An acquired, nonmalignant esophagotracheal fistula is an uncommon and difficult problem in clinical management. A few reports [1]
[2]
[3]
[4]
[5] describe various clinical examples and treatment solutions to the problem, but due to the rarity of the problem, guidelines for effective management have not been established.
In 1977, a 29-year-old woman with a thyroid carcinoma underwent thyroidectomy, neck dissection, radioiodine therapy, and telecobalt radiation. In 1997 she presented with dyspnea and dysphagia due to a retrolaryngeal stenosis. She underwent tracheostomy, repeated balloon dilation, and argon plasma coagulation therapy. The tracheostomy could then be removed 1 year later. However, in 2001 the stenosis relapsed, and placement of a tracheal stent was necessary. In 2003, esophagotracheal fistula and bilateral recurrent laryngeal nerve palsy were first described for this patient. Despite tracheostomy and an esophageal stent, a percutaneous gastrostomy was necessary to enable enteral nutrition. Recurrent overgrown stents were treated by overstenting, but in November 2005 recanalization was no longer possible. Beyond it, a wide esophagotracheal fistula developed with necrosis of the posterior wall of the whole trachea ([Fig. 1 ]
a, b). The stent showed a broad coating defect, with the tracheal lumen compressed to 20 % ([Fig. 1 ]
c). Recurrent scabs and mucus of the respiratory tract with dyspnea indicated the necessity for surgery, after recurrence of thyroid cancer was ruled out.
Fig. 1 a, b View through the tracheostoma showing the complete necrosis of the posterior wall of the trachea and the esophageal stent with the broad coating defect. c Compression to 20 % of the tracheal lumen by the protruding esophageal stent.
The larynx and trachea were resected and replaced with a tracheal T-tube. After extraction of the esophagus stent, and the resection of the esophagus, the sternoclavicular joints, and the manubrium sterni, the thoracic inlet was then closed with a pedicled sternocleidomastoid muscle, and a retrosternal interposed end-to-side pharyngogastrostomy was performed ([Fig. 2 ]

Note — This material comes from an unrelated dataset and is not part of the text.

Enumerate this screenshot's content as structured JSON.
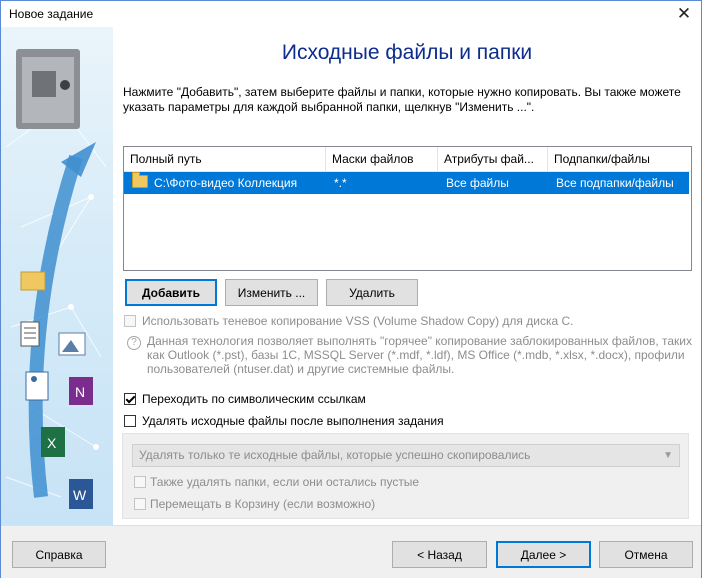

a, b). The cervical skin defect was closed with a mesh graft ([Fig. 2 ]
c).
Fig. 2 a, b Reconstruction with a pharyngogastrostomy and a temporary T-tube in the trachea. c Closure of the cervical skin defect with a mesh graft.
Acute, postoperative bleeding from the right carotid artery, caused by stent remnants, was stopped by interventional placement of a coated endovascular stent. The T-tube in the trachea was removed 29 days postoperatively, and the patient was discharged on day 42.